Documents and Care Planning
As you never know when you might need it, it’s important to start planning for potential long-term care needs early. Perhaps you may never need it, but there could be an unexpected accident, illness, or injury that can immediately change your needs and your situation. So it’s best to start thinking about long-term care before you actually need it.
There’s a lot that goes into long-term care planning, though, and you want to be able to make those decisions, or at least participate in making those decisions, while you’re physically and mentally able to do so. You’ll need to make:
- Housing decisions
- Health decisions
- Legal decisions
- Financial decisions
Along with all these decisions comes a plethora of documents, and it can sprove difficult to know just exactly the type of financial documents you might need. For legal decisions in particular, there are three types of documents (or advanced directives) that it’s recommended you create. They are:
- Health care power of attorney
- A living will
- A DNR (or do-not-resuscitate order), if desired.
Now let’s take a look at each of these things in a little more depth.
Health Care Power of Attorney
A health care power of attorney is also sometimes known as a durable power of attorney for health care. It is a legal document that will name the person you want to make medical decisions for you if you are unable to do that for yourself. The health care “agent” or “proxy” is your substitute decision-maker. Whomever you choose should both understand and respect your values and beliefs about health care. You should also talk with the person to make sure he or she is comfortable with taking on the role before naming them.

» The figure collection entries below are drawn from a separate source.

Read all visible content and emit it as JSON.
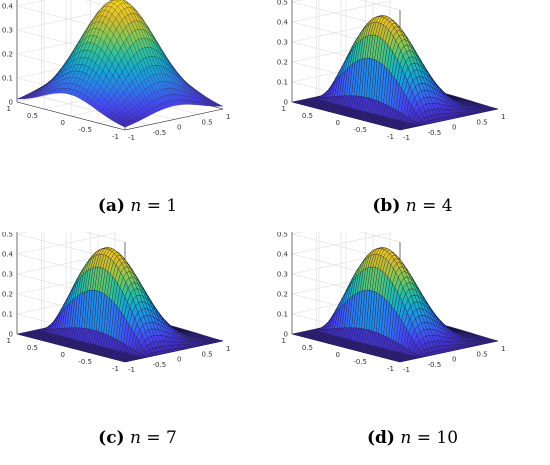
{
  "chart_data": [
    {
      "type": "surface",
      "caption": {
        "label": "(a)",
        "n_text": "n",
        "eq_text": " = 1"
      },
      "n": 1,
      "peak_value": 0.44,
      "zlim": [
        0,
        0.5
      ],
      "z_ticks": [
        "0",
        "0.1",
        "0.2",
        "0.3",
        "0.4",
        "0.5"
      ],
      "x_ticks": [
        "-1",
        "-0.5",
        "0",
        "0.5",
        "1"
      ],
      "y_ticks": [
        "1",
        "0.5",
        "0",
        "-0.5",
        "-1"
      ],
      "xlim": [
        -1,
        1
      ],
      "ylim": [
        -1,
        1
      ],
      "grid": true,
      "colormap": [
        "#3e26a8",
        "#4743f8",
        "#2d7af0",
        "#16a6d6",
        "#2cc19b",
        "#86c852",
        "#d7bb2e",
        "#f9d723"
      ]
    },
    {
      "type": "surface",
      "caption": {
        "label": "(b)",
        "n_text": "n",
        "eq_text": " = 4"
      },
      "n": 4,
      "peak_value": 0.48,
      "zlim": [
        0,
        0.6
      ],
      "z_ticks": [
        "0",
        "0.1",
        "0.2",
        "0.3",
        "0.4",
        "0.5",
        "0.6"
      ],
      "x_ticks": [
        "-1",
        "-0.5",
        "0",
        "0.5",
        "1"
      ],
      "y_ticks": [
        "1",
        "0.5",
        "0",
        "-0.5",
        "-1"
      ],
      "xlim": [
        -1,
        1
      ],
      "ylim": [
        -1,
        1
      ],
      "grid": true,
      "colormap": [
        "#3e26a8",
        "#4743f8",
        "#2d7af0",
        "#16a6d6",
        "#2cc19b",
        "#86c852",
        "#d7bb2e",
        "#f9d723"
      ]
    },
    {
      "type": "surface",
      "caption": {
        "label": "(c)",
        "n_text": "n",
        "eq_text": " = 7"
      },
      "n": 7,
      "peak_value": 0.48,
      "zlim": [
        0,
        0.6
      ],
      "z_ticks": [
        "0",
        "0.1",
        "0.2",
        "0.3",
        "0.4",
        "0.5",
        "0.6"
      ],
      "x_ticks": [
        "-1",
        "-0.5",
        "0",
        "0.5",
        "1"
      ],
      "y_ticks": [
        "1",
        "0.5",
        "0",
        "-0.5",
        "-1"
      ],
      "xlim": [
        -1,
        1
      ],
      "ylim": [
        -1,
        1
      ],
      "grid": true,
      "colormap": [
        "#3e26a8",
        "#4743f8",
        "#2d7af0",
        "#16a6d6",
        "#2cc19b",
        "#86c852",
        "#d7bb2e",
        "#f9d723"
      ]
    },
    {
      "type": "surface",
      "caption": {
        "label": "(d)",
        "n_text": "n",
        "eq_text": " = 10"
      },
      "n": 10,
      "peak_value": 0.48,
      "zlim": [
        0,
        0.6
      ],
      "z_ticks": [
        "0",
        "0.1",
        "0.2",
        "0.3",
        "0.4",
        "0.5",
        "0.6"
      ],
      "x_ticks": [
        "-1",
        "-0.5",
        "0",
        "0.5",
        "1"
      ],
      "y_ticks": [
        "1",
        "0.5",
        "0",
        "-0.5",
        "-1"
      ],
      "xlim": [
        -1,
        1
      ],
      "ylim": [
        -1,
        1
      ],
      "grid": true,
      "colormap": [
        "#3e26a8",
        "#4743f8",
        "#2d7af0",
        "#16a6d6",
        "#2cc19b",
        "#86c852",
        "#d7bb2e",
        "#f9d723"
      ]
    }
  ]
}
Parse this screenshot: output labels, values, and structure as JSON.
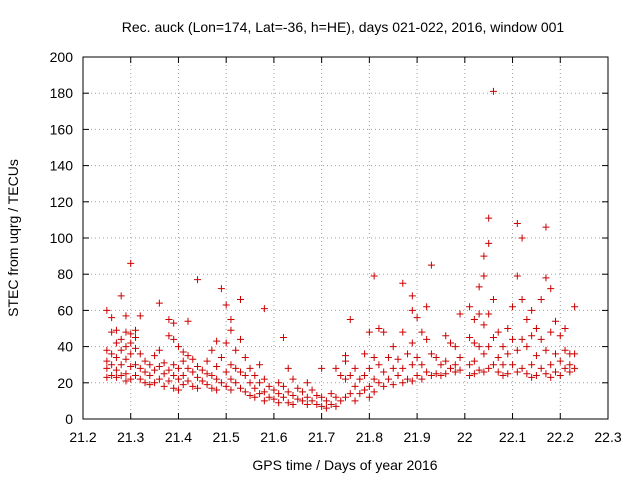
{
  "chart_data": {
    "type": "scatter",
    "title": "Rec. auck (Lon=174, Lat=-36, h=HE), days 021-022, 2016, window 001",
    "xlabel": "GPS time / Days of year 2016",
    "ylabel": "STEC from uqrg / TECUs",
    "xlim": [
      21.2,
      22.3
    ],
    "ylim": [
      0,
      200
    ],
    "xticks": [
      21.2,
      21.3,
      21.4,
      21.5,
      21.6,
      21.7,
      21.8,
      21.9,
      22.0,
      22.1,
      22.2,
      22.3
    ],
    "xtick_labels": [
      "21.2",
      "21.3",
      "21.4",
      "21.5",
      "21.6",
      "21.7",
      "21.8",
      "21.9",
      "22",
      "22.1",
      "22.2",
      "22.3"
    ],
    "yticks": [
      0,
      20,
      40,
      60,
      80,
      100,
      120,
      140,
      160,
      180,
      200
    ],
    "ytick_labels": [
      "0",
      "20",
      "40",
      "60",
      "80",
      "100",
      "120",
      "140",
      "160",
      "180",
      "200"
    ],
    "grid": true,
    "marker": "+",
    "color": "#cc0000",
    "points": [
      [
        21.25,
        60
      ],
      [
        21.25,
        38
      ],
      [
        21.25,
        32
      ],
      [
        21.25,
        28
      ],
      [
        21.25,
        23
      ],
      [
        21.26,
        56
      ],
      [
        21.26,
        48
      ],
      [
        21.26,
        36
      ],
      [
        21.26,
        30
      ],
      [
        21.26,
        24
      ],
      [
        21.27,
        49
      ],
      [
        21.27,
        42
      ],
      [
        21.27,
        34
      ],
      [
        21.27,
        27
      ],
      [
        21.27,
        23
      ],
      [
        21.28,
        68
      ],
      [
        21.28,
        44
      ],
      [
        21.28,
        38
      ],
      [
        21.28,
        30
      ],
      [
        21.28,
        24
      ],
      [
        21.29,
        57
      ],
      [
        21.29,
        48
      ],
      [
        21.29,
        40
      ],
      [
        21.29,
        33
      ],
      [
        21.29,
        25
      ],
      [
        21.29,
        21
      ],
      [
        21.3,
        86
      ],
      [
        21.3,
        47
      ],
      [
        21.3,
        42
      ],
      [
        21.3,
        36
      ],
      [
        21.3,
        29
      ],
      [
        21.3,
        22
      ],
      [
        21.31,
        49
      ],
      [
        21.31,
        45
      ],
      [
        21.31,
        39
      ],
      [
        21.31,
        30
      ],
      [
        21.31,
        24
      ],
      [
        21.32,
        57
      ],
      [
        21.32,
        36
      ],
      [
        21.32,
        28
      ],
      [
        21.32,
        22
      ],
      [
        21.33,
        32
      ],
      [
        21.33,
        26
      ],
      [
        21.33,
        20
      ],
      [
        21.34,
        30
      ],
      [
        21.34,
        24
      ],
      [
        21.34,
        19
      ],
      [
        21.35,
        35
      ],
      [
        21.35,
        27
      ],
      [
        21.35,
        20
      ],
      [
        21.36,
        64
      ],
      [
        21.36,
        38
      ],
      [
        21.36,
        29
      ],
      [
        21.36,
        22
      ],
      [
        21.37,
        31
      ],
      [
        21.37,
        25
      ],
      [
        21.37,
        18
      ],
      [
        21.38,
        55
      ],
      [
        21.38,
        46
      ],
      [
        21.38,
        27
      ],
      [
        21.38,
        21
      ],
      [
        21.39,
        53
      ],
      [
        21.39,
        44
      ],
      [
        21.39,
        30
      ],
      [
        21.39,
        24
      ],
      [
        21.39,
        17
      ],
      [
        21.4,
        40
      ],
      [
        21.4,
        28
      ],
      [
        21.4,
        22
      ],
      [
        21.4,
        16
      ],
      [
        21.41,
        37
      ],
      [
        21.41,
        32
      ],
      [
        21.41,
        24
      ],
      [
        21.41,
        19
      ],
      [
        21.42,
        54
      ],
      [
        21.42,
        35
      ],
      [
        21.42,
        28
      ],
      [
        21.42,
        21
      ],
      [
        21.43,
        33
      ],
      [
        21.43,
        26
      ],
      [
        21.43,
        18
      ],
      [
        21.44,
        77
      ],
      [
        21.44,
        29
      ],
      [
        21.44,
        23
      ],
      [
        21.44,
        17
      ],
      [
        21.45,
        27
      ],
      [
        21.45,
        21
      ],
      [
        21.46,
        32
      ],
      [
        21.46,
        25
      ],
      [
        21.46,
        19
      ],
      [
        21.47,
        38
      ],
      [
        21.47,
        24
      ],
      [
        21.47,
        17
      ],
      [
        21.48,
        43
      ],
      [
        21.48,
        29
      ],
      [
        21.48,
        22
      ],
      [
        21.48,
        16
      ],
      [
        21.49,
        72
      ],
      [
        21.49,
        34
      ],
      [
        21.49,
        20
      ],
      [
        21.5,
        63
      ],
      [
        21.5,
        42
      ],
      [
        21.5,
        26
      ],
      [
        21.5,
        18
      ],
      [
        21.51,
        55
      ],
      [
        21.51,
        49
      ],
      [
        21.51,
        30
      ],
      [
        21.51,
        22
      ],
      [
        21.51,
        16
      ],
      [
        21.52,
        38
      ],
      [
        21.52,
        28
      ],
      [
        21.52,
        20
      ],
      [
        21.53,
        66
      ],
      [
        21.53,
        44
      ],
      [
        21.53,
        26
      ],
      [
        21.53,
        17
      ],
      [
        21.54,
        34
      ],
      [
        21.54,
        24
      ],
      [
        21.54,
        15
      ],
      [
        21.55,
        28
      ],
      [
        21.55,
        20
      ],
      [
        21.55,
        13
      ],
      [
        21.56,
        24
      ],
      [
        21.56,
        17
      ],
      [
        21.56,
        12
      ],
      [
        21.57,
        30
      ],
      [
        21.57,
        20
      ],
      [
        21.57,
        14
      ],
      [
        21.58,
        61
      ],
      [
        21.58,
        22
      ],
      [
        21.58,
        15
      ],
      [
        21.58,
        10
      ],
      [
        21.59,
        18
      ],
      [
        21.59,
        12
      ],
      [
        21.6,
        16
      ],
      [
        21.6,
        11
      ],
      [
        21.61,
        20
      ],
      [
        21.61,
        14
      ],
      [
        21.61,
        9
      ],
      [
        21.62,
        45
      ],
      [
        21.62,
        18
      ],
      [
        21.62,
        12
      ],
      [
        21.63,
        28
      ],
      [
        21.63,
        15
      ],
      [
        21.63,
        9
      ],
      [
        21.64,
        22
      ],
      [
        21.64,
        13
      ],
      [
        21.64,
        8
      ],
      [
        21.65,
        17
      ],
      [
        21.65,
        11
      ],
      [
        21.66,
        15
      ],
      [
        21.66,
        10
      ],
      [
        21.67,
        20
      ],
      [
        21.67,
        12
      ],
      [
        21.67,
        8
      ],
      [
        21.68,
        16
      ],
      [
        21.68,
        10
      ],
      [
        21.69,
        13
      ],
      [
        21.69,
        8
      ],
      [
        21.7,
        28
      ],
      [
        21.7,
        12
      ],
      [
        21.7,
        7
      ],
      [
        21.71,
        10
      ],
      [
        21.71,
        6
      ],
      [
        21.72,
        14
      ],
      [
        21.72,
        8
      ],
      [
        21.73,
        28
      ],
      [
        21.73,
        12
      ],
      [
        21.73,
        7
      ],
      [
        21.74,
        24
      ],
      [
        21.74,
        10
      ],
      [
        21.75,
        35
      ],
      [
        21.75,
        32
      ],
      [
        21.75,
        22
      ],
      [
        21.75,
        12
      ],
      [
        21.76,
        55
      ],
      [
        21.76,
        24
      ],
      [
        21.76,
        14
      ],
      [
        21.77,
        28
      ],
      [
        21.77,
        18
      ],
      [
        21.77,
        10
      ],
      [
        21.78,
        22
      ],
      [
        21.78,
        14
      ],
      [
        21.79,
        36
      ],
      [
        21.79,
        24
      ],
      [
        21.79,
        16
      ],
      [
        21.8,
        48
      ],
      [
        21.8,
        28
      ],
      [
        21.8,
        18
      ],
      [
        21.8,
        12
      ],
      [
        21.81,
        79
      ],
      [
        21.81,
        34
      ],
      [
        21.81,
        22
      ],
      [
        21.81,
        15
      ],
      [
        21.82,
        50
      ],
      [
        21.82,
        30
      ],
      [
        21.82,
        20
      ],
      [
        21.83,
        48
      ],
      [
        21.83,
        26
      ],
      [
        21.83,
        18
      ],
      [
        21.84,
        34
      ],
      [
        21.84,
        22
      ],
      [
        21.85,
        40
      ],
      [
        21.85,
        28
      ],
      [
        21.85,
        19
      ],
      [
        21.86,
        33
      ],
      [
        21.86,
        24
      ],
      [
        21.87,
        75
      ],
      [
        21.87,
        48
      ],
      [
        21.87,
        28
      ],
      [
        21.87,
        20
      ],
      [
        21.88,
        36
      ],
      [
        21.88,
        22
      ],
      [
        21.89,
        68
      ],
      [
        21.89,
        60
      ],
      [
        21.89,
        42
      ],
      [
        21.89,
        30
      ],
      [
        21.89,
        21
      ],
      [
        21.9,
        56
      ],
      [
        21.9,
        34
      ],
      [
        21.9,
        24
      ],
      [
        21.91,
        48
      ],
      [
        21.91,
        30
      ],
      [
        21.91,
        22
      ],
      [
        21.92,
        62
      ],
      [
        21.92,
        44
      ],
      [
        21.92,
        26
      ],
      [
        21.93,
        85
      ],
      [
        21.93,
        36
      ],
      [
        21.93,
        24
      ],
      [
        21.94,
        34
      ],
      [
        21.94,
        25
      ],
      [
        21.95,
        30
      ],
      [
        21.95,
        24
      ],
      [
        21.96,
        46
      ],
      [
        21.96,
        32
      ],
      [
        21.96,
        25
      ],
      [
        21.97,
        42
      ],
      [
        21.97,
        28
      ],
      [
        21.98,
        40
      ],
      [
        21.98,
        30
      ],
      [
        21.98,
        26
      ],
      [
        21.99,
        58
      ],
      [
        21.99,
        34
      ],
      [
        21.99,
        27
      ],
      [
        22.01,
        62
      ],
      [
        22.01,
        45
      ],
      [
        22.01,
        30
      ],
      [
        22.01,
        24
      ],
      [
        22.02,
        55
      ],
      [
        22.02,
        42
      ],
      [
        22.02,
        32
      ],
      [
        22.02,
        25
      ],
      [
        22.03,
        73
      ],
      [
        22.03,
        58
      ],
      [
        22.03,
        40
      ],
      [
        22.03,
        27
      ],
      [
        22.04,
        90
      ],
      [
        22.04,
        79
      ],
      [
        22.04,
        52
      ],
      [
        22.04,
        36
      ],
      [
        22.04,
        26
      ],
      [
        22.05,
        111
      ],
      [
        22.05,
        97
      ],
      [
        22.05,
        58
      ],
      [
        22.05,
        40
      ],
      [
        22.05,
        28
      ],
      [
        22.06,
        181
      ],
      [
        22.06,
        66
      ],
      [
        22.06,
        45
      ],
      [
        22.06,
        30
      ],
      [
        22.07,
        48
      ],
      [
        22.07,
        34
      ],
      [
        22.07,
        26
      ],
      [
        22.08,
        40
      ],
      [
        22.08,
        30
      ],
      [
        22.08,
        24
      ],
      [
        22.09,
        50
      ],
      [
        22.09,
        36
      ],
      [
        22.09,
        25
      ],
      [
        22.1,
        62
      ],
      [
        22.1,
        44
      ],
      [
        22.1,
        30
      ],
      [
        22.11,
        108
      ],
      [
        22.11,
        79
      ],
      [
        22.11,
        38
      ],
      [
        22.11,
        26
      ],
      [
        22.12,
        100
      ],
      [
        22.12,
        66
      ],
      [
        22.12,
        44
      ],
      [
        22.12,
        28
      ],
      [
        22.13,
        55
      ],
      [
        22.13,
        40
      ],
      [
        22.13,
        25
      ],
      [
        22.14,
        60
      ],
      [
        22.14,
        46
      ],
      [
        22.14,
        30
      ],
      [
        22.14,
        23
      ],
      [
        22.15,
        50
      ],
      [
        22.15,
        35
      ],
      [
        22.15,
        24
      ],
      [
        22.16,
        66
      ],
      [
        22.16,
        44
      ],
      [
        22.16,
        28
      ],
      [
        22.17,
        106
      ],
      [
        22.17,
        78
      ],
      [
        22.17,
        38
      ],
      [
        22.17,
        25
      ],
      [
        22.18,
        72
      ],
      [
        22.18,
        48
      ],
      [
        22.18,
        30
      ],
      [
        22.18,
        23
      ],
      [
        22.19,
        54
      ],
      [
        22.19,
        36
      ],
      [
        22.19,
        26
      ],
      [
        22.2,
        46
      ],
      [
        22.2,
        32
      ],
      [
        22.2,
        24
      ],
      [
        22.21,
        50
      ],
      [
        22.21,
        38
      ],
      [
        22.21,
        28
      ],
      [
        22.22,
        36
      ],
      [
        22.22,
        30
      ],
      [
        22.22,
        26
      ],
      [
        22.23,
        62
      ],
      [
        22.23,
        36
      ],
      [
        22.23,
        28
      ]
    ]
  }
}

Also called a health care directive, the living will is a document that keeps track of your wishes for medical treatment near the end of life. It also clearly states what types of life-sustaining treatment you would or would not wish to receive if you are terminally ill, permanently unconscious, or going through the final stage of a fatal illness. For instance, the document can state whether or not you wish to receive artificial breathing if you can no longer breath on your own.
Do-Not-Resuscitate (DNR) Order
This order lets health care providers know not to perform cardiopulmonary resuscitation (CPR) or other life-support procedures if your heart stops or if you stop breathing. The DNR order is signed by a health care provider and put in your medical chart. Both hospitals and long-term care facilities have DNR forms a staff member can help you fill out. However, you do not have to have a DNR order.
So there’s your quick look at a few of the necessary or optional documentation you may need to consider when thinking about your future and coming to the decision of what to do if you ever find yourself in need of receiving long term care.